The association said it was skeptical that the exchange’s proposed safeguards would be sufficient to offset risks related to having weighted voting rights. The system could mean stocks in Singapore are discounted relative to international peers, it said.
“We are consulting the market on dual-class structures because of the plurality of views,” said Chew Sutat, head of equities and fixed income at SGX. “In an evolving marketplace, a unique balanced approach in Singapore with appropriate safeguards and transparency can widen investor choice, and enable fast-growing companies to tap growth capital without limiting investors to only investing in dual-class share structures.”
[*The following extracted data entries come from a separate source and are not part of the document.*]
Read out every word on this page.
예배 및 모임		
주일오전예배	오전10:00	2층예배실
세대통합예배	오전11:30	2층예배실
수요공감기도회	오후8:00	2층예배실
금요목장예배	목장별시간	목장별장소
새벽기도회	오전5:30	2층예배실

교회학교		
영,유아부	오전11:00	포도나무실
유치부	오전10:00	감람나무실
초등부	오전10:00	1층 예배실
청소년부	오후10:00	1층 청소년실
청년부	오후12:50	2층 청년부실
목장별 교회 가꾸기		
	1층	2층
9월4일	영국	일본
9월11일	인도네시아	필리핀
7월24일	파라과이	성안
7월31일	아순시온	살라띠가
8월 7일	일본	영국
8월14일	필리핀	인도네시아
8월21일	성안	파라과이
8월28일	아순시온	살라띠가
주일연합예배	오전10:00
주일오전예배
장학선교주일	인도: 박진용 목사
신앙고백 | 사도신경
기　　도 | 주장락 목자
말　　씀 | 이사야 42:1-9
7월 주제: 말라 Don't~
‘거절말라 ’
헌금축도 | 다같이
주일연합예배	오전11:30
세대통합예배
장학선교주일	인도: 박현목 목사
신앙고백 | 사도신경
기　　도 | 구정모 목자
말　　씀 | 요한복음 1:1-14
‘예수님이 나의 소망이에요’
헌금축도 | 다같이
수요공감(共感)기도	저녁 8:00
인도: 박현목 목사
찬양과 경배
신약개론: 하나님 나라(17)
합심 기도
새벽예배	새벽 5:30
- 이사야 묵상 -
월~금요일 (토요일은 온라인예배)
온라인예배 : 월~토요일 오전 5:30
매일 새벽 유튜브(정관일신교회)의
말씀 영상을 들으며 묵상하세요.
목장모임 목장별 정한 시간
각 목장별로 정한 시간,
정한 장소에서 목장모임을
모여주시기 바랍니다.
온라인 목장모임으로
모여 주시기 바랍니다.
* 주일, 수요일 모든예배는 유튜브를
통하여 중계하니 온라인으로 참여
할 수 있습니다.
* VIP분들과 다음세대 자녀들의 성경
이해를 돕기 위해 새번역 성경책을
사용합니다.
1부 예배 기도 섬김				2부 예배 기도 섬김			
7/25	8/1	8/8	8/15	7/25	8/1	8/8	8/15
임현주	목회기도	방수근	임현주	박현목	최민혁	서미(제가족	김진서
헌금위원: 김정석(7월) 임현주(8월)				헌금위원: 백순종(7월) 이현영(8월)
Snap’s initial public offering in March was the first to offer only non-voting shares in the U.S., concentrating the majority of the power with its founders.
Last month the Investment Association, which represents the largest U.K. money managers, urged FTSE Russell, MSCI Global and S&P Dow Jones Indices to avoid including Snap in their indexes. The group, whose members oversee 5.7 trillion pounds ($7.2 trillion) on behalf of clients, said it wants indexes to only include companies that allocate “control of a company in direct proportion to total economic interest and the level of exposure to investment risk.”
Singapore Prime Minister Lee Hsien Loong in February gave his approval to dual-class shares and other measures proposed by a panel to drive economic growth. The plan was given the green light by the exchange’s independent listing advisory committee, which said safeguards needed to be in place, and that the traditional one-share-one-vote structure would be the default for new listings.
“Snap’s decision to list only non-voting shares could render a dual-class share-with-safeguards policy significantly less attractive,” to some companies, the Asian Corporate Governance Association said in its letter. “In a period where stock exchanges and intermediaries are chasing IPOs, relying on short-term adjustments to market structure are less likely to generate sustained market gains.”